This was the question posed to a group of eight students gathered for an April 11 session of the San Miguel Basin Colorado State University Extension’s 2011 Building Farmers class at Norwood’s Lone Cone Building. New and existing farmers from Paradox to Telluride were participating in the eight-week program to learn the business of farming. Tonight they were watching a live webinar out of Ft. Collins on food safety and regulations.
So what do all those fruits and vegetables have in common? “They all grow well in Colorado. They’re also commonly consumed raw,” said the presenter. And because they are consumed ray, “we are in a fight with micro-organisms for our best fresh produce.”
She went on to discuss the best practices farmers should use when harvesting, producing and selling their products – a good part of which involves educating the consumer.
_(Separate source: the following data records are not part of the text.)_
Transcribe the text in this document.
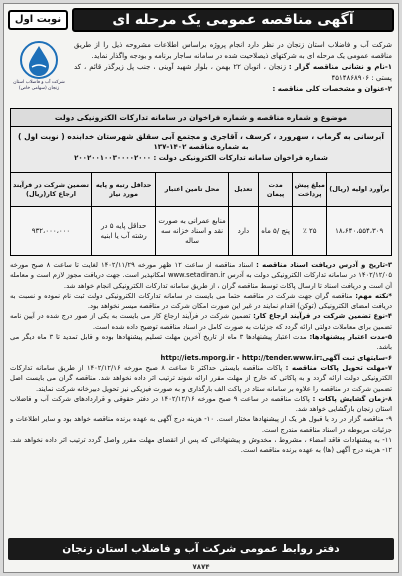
آگهی مناقصه عمومی یک مرحله ای
نوبت اول
شرکت آب و فاضلاب استان زنجان (سهامی خاص)

شرکت آب و فاضلاب استان زنجان در نظر دارد انجام پروژه براساس اطلاعات مشروحه ذیل را از طریق مناقصه عمومی یک مرحله ای به شرکتهای ذیصلاحیت شده در سامانه ساجار برنامه و بودجه واگذار نماید.

۱-نام و نشانی مناقصه گزار : زنجان ، اتوبان ۲۲ بهمن ، بلوار شهید آوینی ، جنب پل زیرگذر قائم ، کد پستی : ۴۵۱۴۸۶۸۹۰۶

۲-عنوان و مشخصات کلی مناقصه :

موضوع و شماره مناقصه و شماره فراخوان در سامانه تدارکات الکترونیکی دولت
آبرسانی به گرماب ، سهرورد ، کرسف ، آقاجری و مجتمع آبی سقلق شهرستان خدابنده ( نوبت اول )
به شماره مناقصه ۱۴۰۲-۱۳۷
شماره فراخوان سامانه تدارکات الکترونیکی دولت : ۲۰۰۲۰۰۱۰۰۳۰۰۰۰۲۰۰۰
برآورد اولیه (ریال)
۱۸،۶۴۰،۵۵۴،۳۰۹
مبلغ پیش پرداخت
۲۵ ٪
مدت پیمان
پنج /۵ ماه
تعدیل
دارد
محل تامین اعتبار
منابع عمرانی به صورت نقد و اسناد خزانه سه ساله
حداقل رتبه و پایه مورد نیاز
حداقل پایه ۵ در رشته آب یا ابنیه
تضمین شرکت در فرآیند ارجاع کار(ریال)
۹۳۲،۰۰۰،۰۰۰

۳-تاریخ و آدرس دریافت اسناد مناقصه : اسناد مناقصه از ساعت ۱۲ ظهر مورخه ۱۴۰۲/۱۱/۲۹ لغایت تا ساعت ۸ صبح مورخه ۱۴۰۲/۱۲/۰۵ در سامانه تدارکات الکترونیکی دولت به آدرس www.setadiran.ir امکانپذیر است. جهت دریافت مجوز لازم است و معامله آن است و دریافت اسناد تا ارسال پاکات توسط مناقصه گران ، از طریق سامانه تدارکات الکترونیکی انجام خواهد شد.

*نکته مهم: مناقصه گران جهت شرکت در مناقصه حتما می بایست در سامانه تدارکات الکترونیکی دولت ثبت نام نموده و نسبت به دریافت امضای الکترونیکی (توکن) اقدام نمایند در غیر این صورت امکان شرکت در مناقصه میسر نخواهد بود.

۴-نوع تضمین شرکت در فرآیند ارجاع کار: تضمین شرکت در فرآیند ارجاع کار می بایست به یکی از صور درج شده در آیین نامه تضمین برای معاملات دولتی ارائه گردد که جزئیات به صورت کامل در اسناد مناقصه توضیح داده شده است.

۵-مدت اعتبار پیشنهادها: مدت اعتبار پیشنهادها ۳ ماه از تاریخ آخرین مهلت تسلیم پیشنهادها بوده و قابل تمدید تا ۳ ماه دیگر می باشد.

۶-سایتهای ثبت آگهی: http://iets.mporg.ir - http://tender.www.ir

۷-مهلت تحویل پاکات مناقصه : پاکات مناقصه بایستی حداکثر تا ساعت ۸ صبح مورخه ۱۴۰۲/۱۲/۱۶ از طریق سامانه تدارکات الکترونیکی دولت ارائه گردد و به پاکاتی که خارج از مهلت مقرر ارائه شوند ترتیب اثر داده نخواهد شد. مناقصه گران می بایست اصل تضمین شرکت در مناقصه را علاوه بر سامانه ستاد در پاکت الف بارگذاری و به صورت فیزیکی نیز تحویل دبیرخانه شرکت نمایند.

۸-زمان گشایش پاکات : پاکات مناقصه در ساعت ۹ صبح مورخه ۱۴۰۲/۱۲/۱۶ در دفتر حقوقی و قراردادهای شرکت آب و فاضلاب استان زنجان بازگشایی خواهد شد.

۹- مناقصه گزار در رد یا قبول هر یک از پیشنهادها مختار است. ۱۰- هزینه درج آگهی به عهده برنده مناقصه خواهد بود و سایر اطلاعات و جزئیات مربوطه در اسناد مناقصه مندرج است.

۱۱- به پیشنهادات فاقد امضاء ، مشروط ، مخدوش و پیشنهاداتی که پس از انقضای مهلت مقرر واصل گردد ترتیب اثر داده نخواهد شد. ۱۲- هزینه درج آگهی (ها) به عهده برنده مناقصه است.

دفتر روابط عمومی شرکت آب و فاضلاب استان زنجان
۷۸۷۴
Class handouts provided guidelines to washing fresh produce, home-producing chicken eggs, and farmers’ market shopping tips. There was even a suggestion that farmers’ market vendors provide hand washing stations for their customers.
Did you know that the best time to wash produce is right before its use? Or that apples, tomatoes and melons produce ethylene gas and should be stored away from other produce?
Food safety was just one of the subjects covered in this spring’s eight-week Farmers Teaching Farmers program, which culminated in a presentation of the students’ business plans on May 2. Other topics included “Taking the First Steps,” “Planning and Marketing,” “Introduction to Local Resources,” “Marketing and Labor,” “Budgeting and Record Keeping,” and a “Farm Production Panel.” The program is meant to provide existing and aspiring farmers with tools and ideas to refine and enhance their business management production and marketing skills. Each session had built-in social time, complete with a catered dinner, so that participants – many of them current Norwood Farmers Market vendors – could network and compare personal experiences. And by having regional farmers present at the classes, students benefitted by hearing real stories about their hands-on success in the farming business.
With “building capacity, building community,” as its motto, the CSU Extension’s Building Farmers class fits right in to their recent efforts to address food security issues and the recent explosion of interest in home gardening and food production.